Ora, acontece que as pessoas ao entrarem na antessala, tinham a sensação de ter dado uma reviravolta no ar (o que de fato acontecia) e da primeira vez se estonteavam, tinham vertigens e, algumas vezes, sentiam enjoo e passavam mal. Na verdade, isto era uma precaução tomada por Assetodoro contra a possível chegada de inimigos ou criaturas malevolentes. Mas algumas experiências desagradáveis o levaram a tomar outra providência: é que algumas pessoas enjoavam e sujavam os pisos. Inicialmente, seu servo golem limpava, mas suas mãos de barro se foram desmanchando com a água e sabão e o mago levara quase uma semana para as restaurar. O silfo passou a executar essa tarefa desagradável e se desempenhava bem, mas sua aura captava o cheiro do alimento devolvido pelos visitantes e passava dias levando o mau odor por toda a torre, até que Assetodoro se sentisse incomodado o bastante para executar nele um encanto de limpeza.
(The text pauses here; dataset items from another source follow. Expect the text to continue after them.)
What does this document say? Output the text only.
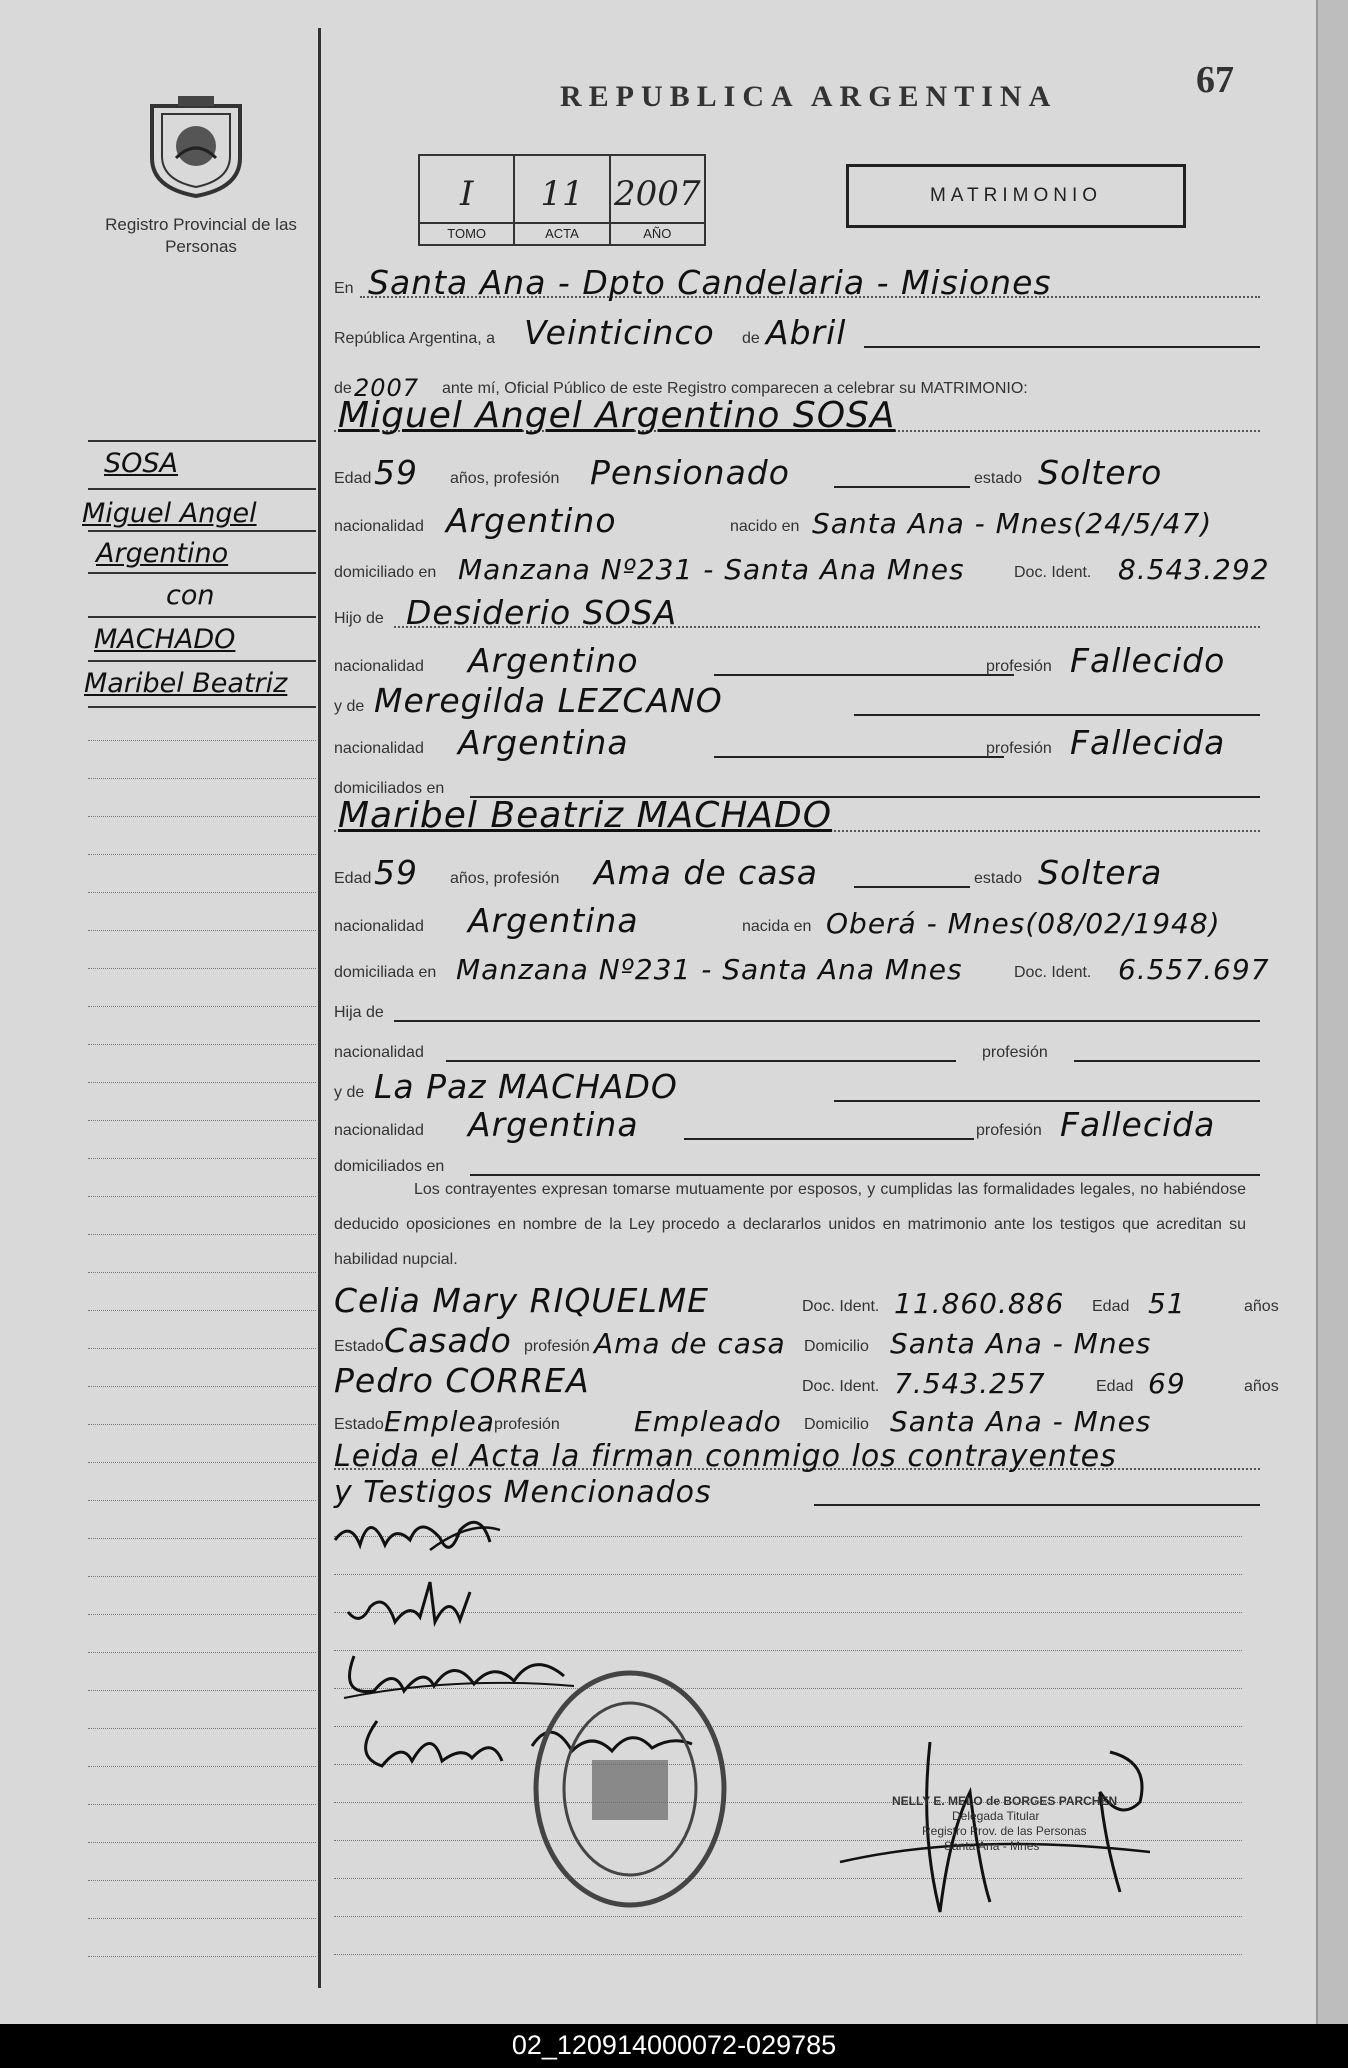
Registro Provincial de las Personas
REPUBLICA ARGENTINA	67
I
TOMO
11
ACTA
2007
AÑO
MATRIMONIO
SOSA
Miguel Angel
Argentino
con
MACHADO
Maribel Beatriz
En Santa Ana - Dpto Candelaria - Misiones
República Argentina, a Veinticinco de Abril
de 2007 ante mí, Oficial Público de este Registro comparecen a celebrar su MATRIMONIO:
Miguel Angel Argentino SOSA
Edad 59 años, profesión Pensionado	estado Soltero
nacionalidad Argentino	nacido en Santa Ana - Mnes(24/5/47)
domiciliado en Manzana Nº231 - Santa Ana Mnes	Doc. Ident. 8.543.292
Hijo de Desiderio SOSA
nacionalidad Argentino	profesión Fallecido
y de Meregilda LEZCANO
nacionalidad Argentina	profesión Fallecida
domiciliados en
Maribel Beatriz MACHADO
Edad 59 años, profesión Ama de casa	estado Soltera
nacionalidad Argentina	nacida en Oberá - Mnes(08/02/1948)
domiciliada en Manzana Nº231 - Santa Ana Mnes	Doc. Ident. 6.557.697
Hija de
nacionalidad	profesión
y de La Paz MACHADO
nacionalidad Argentina	profesión Fallecida
domiciliados en
Los contrayentes expresan tomarse mutuamente por esposos, y cumplidas las formalidades legales, no habiéndose deducido oposiciones en nombre de la Ley procedo a declararlos unidos en matrimonio ante los testigos que acreditan su habilidad nupcial.
Celia Mary RIQUELME	Doc. Ident. 11.860.886 Edad 51	años
Estado Casado profesión Ama de casa Domicilio Santa Ana - Mnes
Pedro CORREA	Doc. Ident. 7.543.257	Edad 69	años
Estado Emplea profesión	Empleado Domicilio Santa Ana - Mnes
Leida el Acta la firman conmigo los contrayentes
y Testigos Mencionados
NELLY E. MELO de BORGES PARCHEN
Delegada Titular
Registro Prov. de las Personas
Santa Ana - Mnes
02_120914000072-029785
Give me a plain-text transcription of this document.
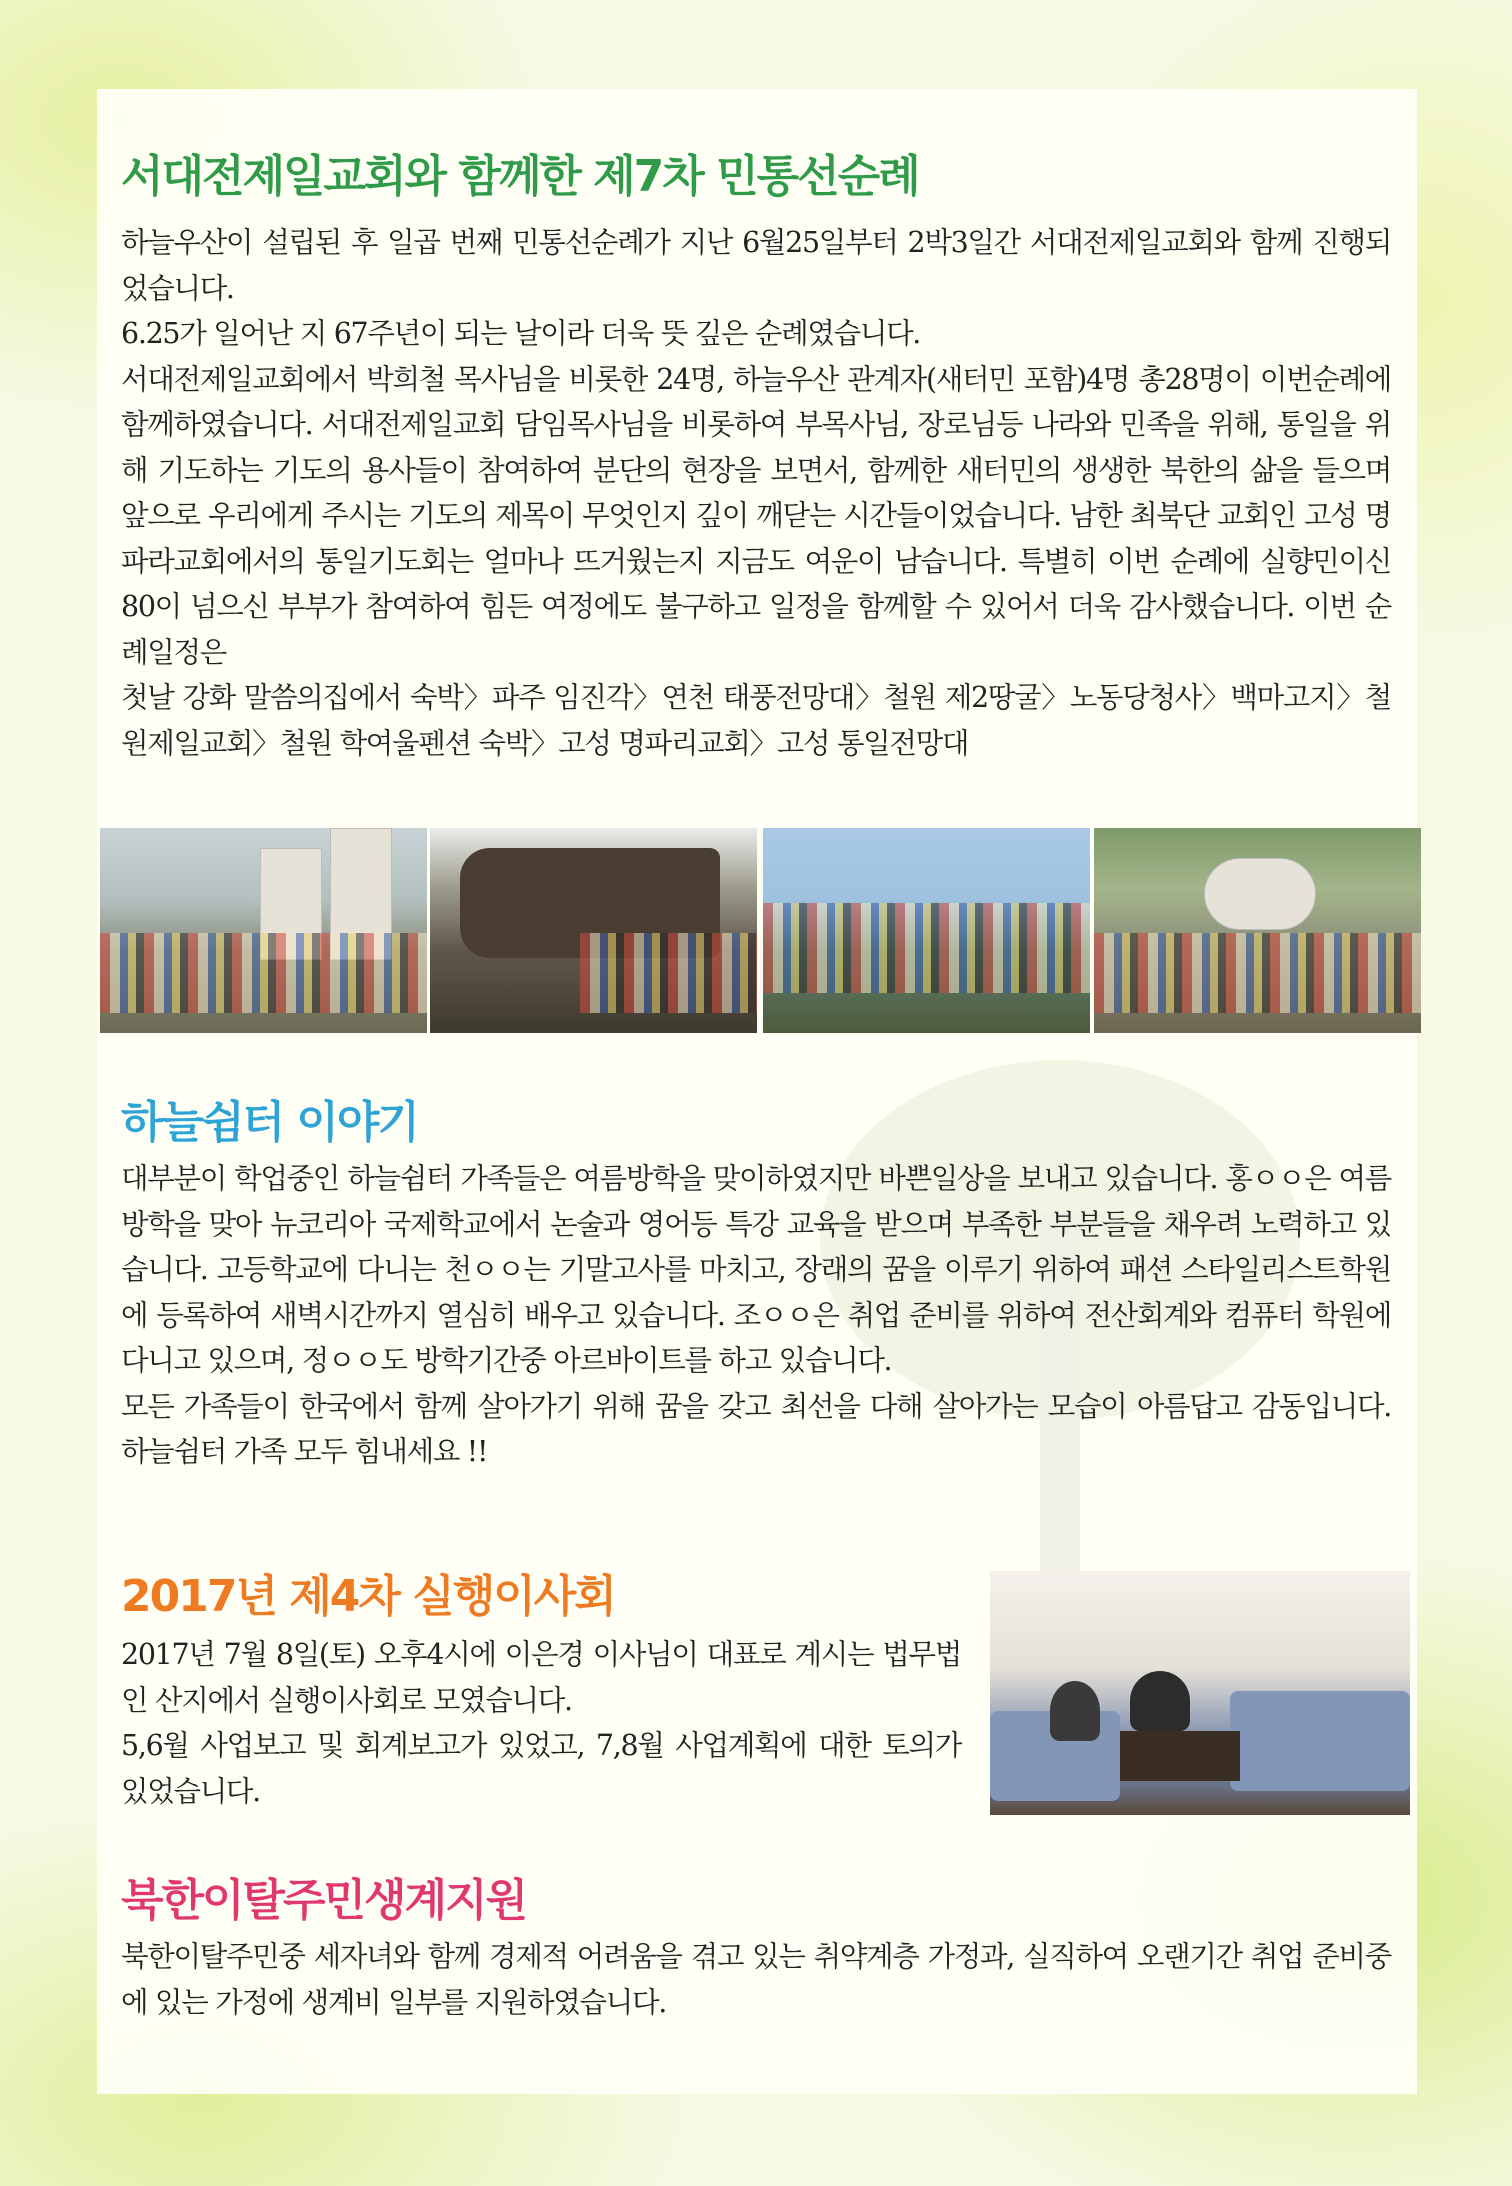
서대전제일교회와 함께한 제7차 민통선순례

하늘우산이 설립된 후 일곱 번째 민통선순례가 지난 6월25일부터 2박3일간 서대전제일교회와 함께 진행되었습니다.

6.25가 일어난 지 67주년이 되는 날이라 더욱 뜻 깊은 순례였습니다.

서대전제일교회에서 박희철 목사님을 비롯한 24명, 하늘우산 관계자(새터민 포함)4명 총28명이 이번순례에 함께하였습니다. 서대전제일교회 담임목사님을 비롯하여 부목사님, 장로님등 나라와 민족을 위해, 통일을 위해 기도하는 기도의 용사들이 참여하여 분단의 현장을 보면서, 함께한 새터민의 생생한 북한의 삶을 들으며 앞으로 우리에게 주시는 기도의 제목이 무엇인지 깊이 깨닫는 시간들이었습니다. 남한 최북단 교회인 고성 명파라교회에서의 통일기도회는 얼마나 뜨거웠는지 지금도 여운이 남습니다. 특별히 이번 순례에 실향민이신 80이 넘으신 부부가 참여하여 힘든 여정에도 불구하고 일정을 함께할 수 있어서 더욱 감사했습니다. 이번 순례일정은

첫날 강화 말씀의집에서 숙박〉파주 임진각〉연천 태풍전망대〉철원 제2땅굴〉노동당청사〉백마고지〉철원제일교회〉철원 학여울펜션 숙박〉고성 명파리교회〉고성 통일전망대

하늘쉼터 이야기

대부분이 학업중인 하늘쉼터 가족들은 여름방학을 맞이하였지만 바쁜일상을 보내고 있습니다. 홍ㅇㅇ은 여름방학을 맞아 뉴코리아 국제학교에서 논술과 영어등 특강 교육을 받으며 부족한 부분들을 채우려 노력하고 있습니다. 고등학교에 다니는 천ㅇㅇ는 기말고사를 마치고, 장래의 꿈을 이루기 위하여 패션 스타일리스트학원에 등록하여 새벽시간까지 열심히 배우고 있습니다. 조ㅇㅇ은 취업 준비를 위하여 전산회계와 컴퓨터 학원에 다니고 있으며, 정ㅇㅇ도 방학기간중 아르바이트를 하고 있습니다.

모든 가족들이 한국에서 함께 살아가기 위해 꿈을 갖고 최선을 다해 살아가는 모습이 아름답고 감동입니다. 하늘쉼터 가족 모두 힘내세요 !!

2017년 제4차 실행이사회

2017년 7월 8일(토) 오후4시에 이은경 이사님이 대표로 계시는 법무법인 산지에서 실행이사회로 모였습니다.

5,6월 사업보고 및 회계보고가 있었고, 7,8월 사업계획에 대한 토의가 있었습니다.

북한이탈주민생계지원

북한이탈주민중 세자녀와 함께 경제적 어려움을 겪고 있는 취약계층 가정과, 실직하여 오랜기간 취업 준비중에 있는 가정에 생계비 일부를 지원하였습니다.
Transferiu então a tarefa para seu servo demônio, que a realizava de má-vontade, mas não se podia recusar; contudo, como também era dotado de alguns poderes mágicos, ao invés de simplesmente limpar o chão, transferia a sujeira através das paredes para a água do oceano que rodeava a torre. As paredes ficavam limpas e intocadas, mas aquilo atraía muitos peixes e estes atraíam predadores maiores, que por sua vez, atraíam tubarões, agitando o mar e criando problemas para os pescadores da aldeia mais próxima, o Porto dos Caranguejos. Então o mago contemplou seu grande Espéculo, o espelho mágico, até divisar uma criatura especular praticando um ato de maldade; rapidamente a capturou, puxou-a para seu mundo e a transformou em seu porteiro. Cada vez que se aproximava um visitante, após Assetodoro verificar que não vinha mal intencionado, o porteiro o aguardava na entrada e invertia o efeito da reviravolta, de modo que a pessoa não chegava a sentir vertigem. E na saída, quando novamente se achavam sob o poder normal da gravidade, a criatura especular os projetava para muito além do túnel, de modo que, se enjoassem e passassem mal, o fariam bem longe da entrada da torre.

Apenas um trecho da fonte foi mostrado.